The ambiguous urban legend has spurred films to incorporate the motifs and developed from here into a more crystalized idea of a man with a cow head to represent it via the title (as one of the few concrete details to inspire). The first film to reference the urban legend was Takashi Miike’s Gozu (2003), but an upcoming film from Takashi Shimizu will also highlight the tale as the central focus – a conclusion to his ‘Village of Terror’ trilogy in which each film focuses an urban legend! Let’s pray these do not become valid interpretations of the Gozu tale and channel similar influences as the original.
Anybody reading the book’s content, or even excerpts, is said to foam at the mouth and fall unconscious – the severity depends on how much they endure. In other instances, the reader succumbs to terror for days, shambling and shivering incoherently until finally dying overnight. Authorities understandably attempted to suppress all records of the tale and purged any history relating to it – it was no different to a virus in terms of risking public health.

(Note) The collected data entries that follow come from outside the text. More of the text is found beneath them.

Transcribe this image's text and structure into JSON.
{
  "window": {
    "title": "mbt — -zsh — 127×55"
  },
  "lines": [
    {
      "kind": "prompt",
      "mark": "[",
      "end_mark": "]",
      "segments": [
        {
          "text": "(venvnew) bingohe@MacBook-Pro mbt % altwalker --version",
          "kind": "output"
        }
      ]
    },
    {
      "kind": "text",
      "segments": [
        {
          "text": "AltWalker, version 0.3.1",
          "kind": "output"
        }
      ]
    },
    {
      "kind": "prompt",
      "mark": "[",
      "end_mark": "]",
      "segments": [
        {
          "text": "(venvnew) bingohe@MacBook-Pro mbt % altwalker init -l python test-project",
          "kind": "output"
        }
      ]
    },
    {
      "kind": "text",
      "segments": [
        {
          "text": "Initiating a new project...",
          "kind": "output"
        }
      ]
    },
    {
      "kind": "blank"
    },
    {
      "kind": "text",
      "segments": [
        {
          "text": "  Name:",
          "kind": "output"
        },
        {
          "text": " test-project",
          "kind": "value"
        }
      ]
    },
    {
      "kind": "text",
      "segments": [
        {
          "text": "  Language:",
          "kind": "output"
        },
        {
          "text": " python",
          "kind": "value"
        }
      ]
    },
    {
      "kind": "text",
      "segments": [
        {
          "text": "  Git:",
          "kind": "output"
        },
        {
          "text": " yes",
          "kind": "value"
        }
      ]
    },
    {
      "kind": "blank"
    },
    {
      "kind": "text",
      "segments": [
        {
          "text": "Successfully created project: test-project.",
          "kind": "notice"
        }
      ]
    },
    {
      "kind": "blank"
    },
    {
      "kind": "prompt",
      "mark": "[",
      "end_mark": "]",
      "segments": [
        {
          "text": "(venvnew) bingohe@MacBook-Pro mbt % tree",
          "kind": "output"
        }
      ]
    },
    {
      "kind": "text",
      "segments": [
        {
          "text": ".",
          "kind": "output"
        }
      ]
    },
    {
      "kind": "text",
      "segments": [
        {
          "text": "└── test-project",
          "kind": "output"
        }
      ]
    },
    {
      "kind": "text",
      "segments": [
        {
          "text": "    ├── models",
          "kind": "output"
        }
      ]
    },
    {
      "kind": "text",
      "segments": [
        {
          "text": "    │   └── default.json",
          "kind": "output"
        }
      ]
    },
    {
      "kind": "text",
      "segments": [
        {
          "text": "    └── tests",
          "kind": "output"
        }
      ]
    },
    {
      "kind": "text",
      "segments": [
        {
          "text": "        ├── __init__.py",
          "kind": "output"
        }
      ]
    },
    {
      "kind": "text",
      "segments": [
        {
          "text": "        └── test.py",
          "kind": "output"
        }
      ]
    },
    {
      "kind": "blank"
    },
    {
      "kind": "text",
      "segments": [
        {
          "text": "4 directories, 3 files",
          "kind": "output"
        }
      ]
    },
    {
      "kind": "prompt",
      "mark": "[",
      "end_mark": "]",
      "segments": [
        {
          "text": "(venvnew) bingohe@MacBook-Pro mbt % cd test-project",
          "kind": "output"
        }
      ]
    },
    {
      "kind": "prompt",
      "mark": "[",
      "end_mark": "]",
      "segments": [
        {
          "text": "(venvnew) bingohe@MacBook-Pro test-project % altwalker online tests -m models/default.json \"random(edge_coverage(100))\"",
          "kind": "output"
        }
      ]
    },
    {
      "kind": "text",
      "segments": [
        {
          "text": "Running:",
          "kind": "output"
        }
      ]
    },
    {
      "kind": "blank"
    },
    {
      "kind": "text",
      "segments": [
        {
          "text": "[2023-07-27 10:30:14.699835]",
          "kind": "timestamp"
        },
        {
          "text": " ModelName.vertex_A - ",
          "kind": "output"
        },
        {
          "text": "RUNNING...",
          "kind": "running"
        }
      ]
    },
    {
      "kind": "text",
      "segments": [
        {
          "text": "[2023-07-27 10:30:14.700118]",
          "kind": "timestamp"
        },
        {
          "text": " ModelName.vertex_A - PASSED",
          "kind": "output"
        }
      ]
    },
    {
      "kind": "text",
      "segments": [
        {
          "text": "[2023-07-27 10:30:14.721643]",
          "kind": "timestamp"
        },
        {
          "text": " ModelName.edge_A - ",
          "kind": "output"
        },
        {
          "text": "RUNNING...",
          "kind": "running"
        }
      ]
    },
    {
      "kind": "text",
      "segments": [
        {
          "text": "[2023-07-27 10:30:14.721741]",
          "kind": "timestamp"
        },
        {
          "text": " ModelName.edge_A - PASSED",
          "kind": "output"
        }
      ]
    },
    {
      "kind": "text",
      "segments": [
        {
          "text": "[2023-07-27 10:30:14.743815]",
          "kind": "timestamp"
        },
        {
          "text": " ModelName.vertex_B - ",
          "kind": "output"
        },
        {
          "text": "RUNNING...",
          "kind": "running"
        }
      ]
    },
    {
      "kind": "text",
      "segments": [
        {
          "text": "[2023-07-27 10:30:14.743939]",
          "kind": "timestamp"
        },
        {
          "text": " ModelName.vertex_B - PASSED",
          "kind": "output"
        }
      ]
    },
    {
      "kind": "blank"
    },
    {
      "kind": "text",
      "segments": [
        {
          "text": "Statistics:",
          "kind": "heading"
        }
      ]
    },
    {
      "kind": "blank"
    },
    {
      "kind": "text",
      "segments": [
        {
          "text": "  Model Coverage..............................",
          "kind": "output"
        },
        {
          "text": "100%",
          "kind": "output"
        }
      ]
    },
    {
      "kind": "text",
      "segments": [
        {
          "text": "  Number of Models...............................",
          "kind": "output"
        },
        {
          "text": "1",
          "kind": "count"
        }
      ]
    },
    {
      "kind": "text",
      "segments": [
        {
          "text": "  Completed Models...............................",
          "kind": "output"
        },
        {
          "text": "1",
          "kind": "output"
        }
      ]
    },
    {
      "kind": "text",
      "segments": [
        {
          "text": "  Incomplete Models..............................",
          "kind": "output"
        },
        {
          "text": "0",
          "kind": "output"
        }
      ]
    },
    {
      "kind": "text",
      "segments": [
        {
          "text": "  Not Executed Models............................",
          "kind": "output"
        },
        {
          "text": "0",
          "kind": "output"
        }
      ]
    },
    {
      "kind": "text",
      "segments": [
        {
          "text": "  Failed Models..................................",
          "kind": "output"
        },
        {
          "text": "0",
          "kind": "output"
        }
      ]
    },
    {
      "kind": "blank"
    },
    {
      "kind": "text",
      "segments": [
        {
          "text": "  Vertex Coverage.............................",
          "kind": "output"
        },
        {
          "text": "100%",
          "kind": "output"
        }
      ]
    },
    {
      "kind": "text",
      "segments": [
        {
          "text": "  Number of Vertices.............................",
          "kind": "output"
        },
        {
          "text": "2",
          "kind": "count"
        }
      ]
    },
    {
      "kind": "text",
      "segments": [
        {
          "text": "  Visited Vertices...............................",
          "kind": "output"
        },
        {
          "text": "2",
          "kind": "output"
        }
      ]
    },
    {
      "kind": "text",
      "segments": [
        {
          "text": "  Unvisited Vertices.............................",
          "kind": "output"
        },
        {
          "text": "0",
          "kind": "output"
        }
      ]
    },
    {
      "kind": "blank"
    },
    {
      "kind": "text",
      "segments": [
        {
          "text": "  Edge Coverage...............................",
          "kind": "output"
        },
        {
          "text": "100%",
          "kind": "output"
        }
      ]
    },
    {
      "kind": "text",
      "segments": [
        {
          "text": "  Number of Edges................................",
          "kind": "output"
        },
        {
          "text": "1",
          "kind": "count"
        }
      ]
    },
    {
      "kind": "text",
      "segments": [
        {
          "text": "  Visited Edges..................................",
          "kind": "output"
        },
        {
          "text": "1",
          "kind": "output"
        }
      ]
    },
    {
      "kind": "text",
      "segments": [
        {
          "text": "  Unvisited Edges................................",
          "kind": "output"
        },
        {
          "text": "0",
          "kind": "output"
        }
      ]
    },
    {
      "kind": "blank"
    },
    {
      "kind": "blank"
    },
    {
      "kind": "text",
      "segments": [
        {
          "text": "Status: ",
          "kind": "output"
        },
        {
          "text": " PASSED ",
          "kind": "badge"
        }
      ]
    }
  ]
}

The mystery of the author, content, and purpose persist – no details have ever materialised for any higher explanation.
Interestingly, a yokai exists – kudan – with the body of a bovine and the head of a human – a reversal of how the physical manifestation of this tale has been cultivated. More closely related, however, a ‘kudan’ was rumoured during the World War 2 era which had a bovine face and wore a kimono – much closer to the current idea and referred to as ‘ushi-onna’ (cow woman). The symbolism of kudan is that of a messenger and the ‘ushi-onna’ of World War 2 carried a prophecy of foreboding doom: Imperial Japan would lose World War 2 for national destruction. Maybe the tale itself, and the figurehead of it, are a gloomy prophecy of terrible events, provoking fatalistic terror of future events?
A fun anecdote claims a schoolteacher took his class on a school trip and to entertain his kids during their trip, he usually recited ‘kaidan’ as his playful notion to spook the children. On a bus for the trip, he suggested sharing ‘Cow Head’ to the kids’ dismay – they begged him to not, all aware of the consequences of its reputation. He persisted merrily, however, and did not conceive the full effects. The teacher subsequently collapsed unconscious and awoke later to the bus in a ditch, all his students unconscious.